Der Vorsitzende der SPD, Lars Klingbeil, räumte ein, dass bei der Zusammenkunft der Führungsriege der Großen Koalition Mitte April ein heftiges Wortgefecht stattgefunden hat. Es sei nicht weiter tragisch, „wenn man mal angebrüllt wird“, erklärte Klingbeil am Rande einer Arbeitstagung von Parlamentariern aus Nordrhein-Westfalen, Niedersachsen und Bremen in der Stadt Bielefeld.

Die Konfrontation wurde laut seinen Ausführungen durch Verlangen der CDU ausgelöst. Die Unionspartei habe während der Gespräche in der Berliner Villa Borsig gefordert, den Maifeiertag zu streichen oder alternativ einen unbezahlten Krankheitstag zur Finanzierung der Gesundheitsreform zu etablieren. Er selbst, zusammen mit Co-Parteichefin Bärbel Bas und dem SPD-Fraktionsvorsitzenden Matthias Miersch, habe diese Vorschläge zurückgewiesen und sei im Anschluss verbal scharf angegangen worden, wie Klingbeil berichtete.

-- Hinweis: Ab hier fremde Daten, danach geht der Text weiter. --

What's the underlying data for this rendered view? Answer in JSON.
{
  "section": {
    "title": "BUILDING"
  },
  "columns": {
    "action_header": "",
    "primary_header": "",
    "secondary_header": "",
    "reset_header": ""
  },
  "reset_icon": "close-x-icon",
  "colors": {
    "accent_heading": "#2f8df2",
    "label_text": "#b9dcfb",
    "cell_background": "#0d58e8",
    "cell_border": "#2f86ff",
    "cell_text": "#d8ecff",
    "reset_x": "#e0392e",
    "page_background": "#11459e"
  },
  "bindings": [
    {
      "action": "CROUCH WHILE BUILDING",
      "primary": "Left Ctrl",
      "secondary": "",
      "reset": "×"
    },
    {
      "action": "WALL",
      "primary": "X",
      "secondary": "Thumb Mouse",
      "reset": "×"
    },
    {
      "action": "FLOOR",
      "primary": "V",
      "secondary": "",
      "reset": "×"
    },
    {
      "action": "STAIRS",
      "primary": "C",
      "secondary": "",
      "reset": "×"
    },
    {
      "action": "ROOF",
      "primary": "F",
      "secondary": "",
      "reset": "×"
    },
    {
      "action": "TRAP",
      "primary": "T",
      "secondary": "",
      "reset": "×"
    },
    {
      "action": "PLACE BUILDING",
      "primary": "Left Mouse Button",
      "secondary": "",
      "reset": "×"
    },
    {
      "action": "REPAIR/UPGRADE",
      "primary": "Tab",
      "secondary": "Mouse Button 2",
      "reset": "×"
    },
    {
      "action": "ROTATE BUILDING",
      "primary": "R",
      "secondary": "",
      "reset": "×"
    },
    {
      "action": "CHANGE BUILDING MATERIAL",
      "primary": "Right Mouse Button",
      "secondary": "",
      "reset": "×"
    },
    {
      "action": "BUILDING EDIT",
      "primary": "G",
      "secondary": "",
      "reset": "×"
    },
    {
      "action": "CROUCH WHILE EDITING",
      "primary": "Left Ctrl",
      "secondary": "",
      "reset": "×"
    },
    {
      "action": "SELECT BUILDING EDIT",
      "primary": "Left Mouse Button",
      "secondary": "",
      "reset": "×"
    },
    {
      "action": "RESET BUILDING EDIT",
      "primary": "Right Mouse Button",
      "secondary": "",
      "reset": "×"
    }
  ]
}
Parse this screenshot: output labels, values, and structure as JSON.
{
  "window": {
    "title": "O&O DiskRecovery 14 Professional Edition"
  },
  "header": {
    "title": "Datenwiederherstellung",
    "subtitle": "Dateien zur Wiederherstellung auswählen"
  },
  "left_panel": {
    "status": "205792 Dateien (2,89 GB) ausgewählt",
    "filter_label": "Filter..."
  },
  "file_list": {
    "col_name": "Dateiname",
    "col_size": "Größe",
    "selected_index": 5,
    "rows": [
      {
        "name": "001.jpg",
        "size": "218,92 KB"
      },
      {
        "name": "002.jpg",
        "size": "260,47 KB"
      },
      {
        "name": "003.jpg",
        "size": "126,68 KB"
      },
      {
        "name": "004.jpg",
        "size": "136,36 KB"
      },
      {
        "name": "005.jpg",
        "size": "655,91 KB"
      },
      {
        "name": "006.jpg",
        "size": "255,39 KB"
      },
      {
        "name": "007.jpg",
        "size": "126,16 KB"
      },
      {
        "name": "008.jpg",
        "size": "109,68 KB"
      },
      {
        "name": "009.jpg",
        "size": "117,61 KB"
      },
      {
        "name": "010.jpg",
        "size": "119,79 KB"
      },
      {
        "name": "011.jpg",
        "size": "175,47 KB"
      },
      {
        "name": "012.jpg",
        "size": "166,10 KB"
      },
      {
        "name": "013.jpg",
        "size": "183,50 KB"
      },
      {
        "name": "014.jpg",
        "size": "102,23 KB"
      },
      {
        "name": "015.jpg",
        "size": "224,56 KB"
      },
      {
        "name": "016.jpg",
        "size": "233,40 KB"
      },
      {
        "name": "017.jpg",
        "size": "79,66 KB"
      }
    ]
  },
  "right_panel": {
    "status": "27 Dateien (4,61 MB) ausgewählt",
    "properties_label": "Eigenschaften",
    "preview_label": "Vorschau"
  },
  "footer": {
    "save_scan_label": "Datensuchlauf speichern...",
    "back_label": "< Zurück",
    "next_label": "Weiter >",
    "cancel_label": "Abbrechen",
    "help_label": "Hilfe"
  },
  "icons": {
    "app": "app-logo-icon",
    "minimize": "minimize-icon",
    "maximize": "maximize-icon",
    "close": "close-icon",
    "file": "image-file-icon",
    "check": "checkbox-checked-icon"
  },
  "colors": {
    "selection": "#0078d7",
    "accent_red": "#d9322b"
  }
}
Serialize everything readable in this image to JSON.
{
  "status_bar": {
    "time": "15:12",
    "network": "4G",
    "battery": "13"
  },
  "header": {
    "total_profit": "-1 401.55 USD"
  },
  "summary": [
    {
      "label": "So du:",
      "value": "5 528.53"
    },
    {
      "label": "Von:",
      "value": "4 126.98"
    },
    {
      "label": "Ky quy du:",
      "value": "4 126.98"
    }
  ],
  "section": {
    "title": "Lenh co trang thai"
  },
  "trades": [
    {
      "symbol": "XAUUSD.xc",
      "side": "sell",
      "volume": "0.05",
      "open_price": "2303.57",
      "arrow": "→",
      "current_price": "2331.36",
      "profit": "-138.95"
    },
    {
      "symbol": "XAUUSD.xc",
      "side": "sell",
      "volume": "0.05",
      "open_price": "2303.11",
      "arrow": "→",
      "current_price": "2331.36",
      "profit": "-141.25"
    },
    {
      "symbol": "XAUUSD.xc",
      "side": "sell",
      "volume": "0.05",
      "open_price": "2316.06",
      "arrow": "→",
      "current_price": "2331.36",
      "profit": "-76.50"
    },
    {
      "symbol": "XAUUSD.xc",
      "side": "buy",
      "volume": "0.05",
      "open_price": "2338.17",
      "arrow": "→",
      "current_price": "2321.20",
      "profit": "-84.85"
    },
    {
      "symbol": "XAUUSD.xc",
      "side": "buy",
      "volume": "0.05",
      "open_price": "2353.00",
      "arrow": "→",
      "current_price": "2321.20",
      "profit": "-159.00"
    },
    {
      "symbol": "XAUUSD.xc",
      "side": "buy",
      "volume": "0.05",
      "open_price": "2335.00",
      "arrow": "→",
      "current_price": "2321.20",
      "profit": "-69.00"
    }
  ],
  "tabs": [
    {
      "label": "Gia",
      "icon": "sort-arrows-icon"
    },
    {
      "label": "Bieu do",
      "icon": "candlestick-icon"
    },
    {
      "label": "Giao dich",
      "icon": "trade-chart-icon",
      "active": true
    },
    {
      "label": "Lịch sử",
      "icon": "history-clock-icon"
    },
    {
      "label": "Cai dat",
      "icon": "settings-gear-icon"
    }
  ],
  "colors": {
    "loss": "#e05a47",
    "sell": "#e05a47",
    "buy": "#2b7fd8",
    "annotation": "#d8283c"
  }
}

Berichte über Wortgefecht zwischen Parteispitzen

Vor rund 14 Tagen hatten die Führungsfiguren der Koalitionspartner CDU und SPD bis in die späten Abendstunden über die Krise bei den Energiepreisen und kommende Reformvorhaben debattiert. Danach meldeten verschiedene Medien eine heftige Auseinandersetzung. Unter anderem wurde kolportiert, dass Bundeskanzler Friedrich Merz und Klingbeil sich wechselseitig angebrüllt hätten.

Notwendige Kürzungen in Milliardenhöhe

Gegenüber den Parlamentariern in Bielefeld unterstrich der SPD-Chef, dass die eigene Wählerschaft von den bevorstehenden Umgestaltungen und den erforderlichen Haushaltskürzungen von 60 Milliarden Euro ebenfalls betroffen sein werde. Bei allen erforderlichen Übereinkünften müsse es fair zugehen. Klingbeil äußerte wörtlich: „Aber wir dürfen uns nicht hinstellen und so tun, dass unsere Leute nicht betroffen sind“.

Er erhob den Vorwurf gegen die CDU, im Bereich des Subventionsabbaus zwar mit markigen Ankündigungen aufzuwarten, jedoch auf konkrete Fragen kaum überzeugende Antworten zu geben. Die föderale Regierung hat vor, das Einsparpaket für die Krankenversicherungen am kommenden Mittwoch gemeinsam mit dem Budget im Ministerrat zu verabschieden. (dpa/red)

Dieser Inhalt wurde mit Hilfe von KI erstellt.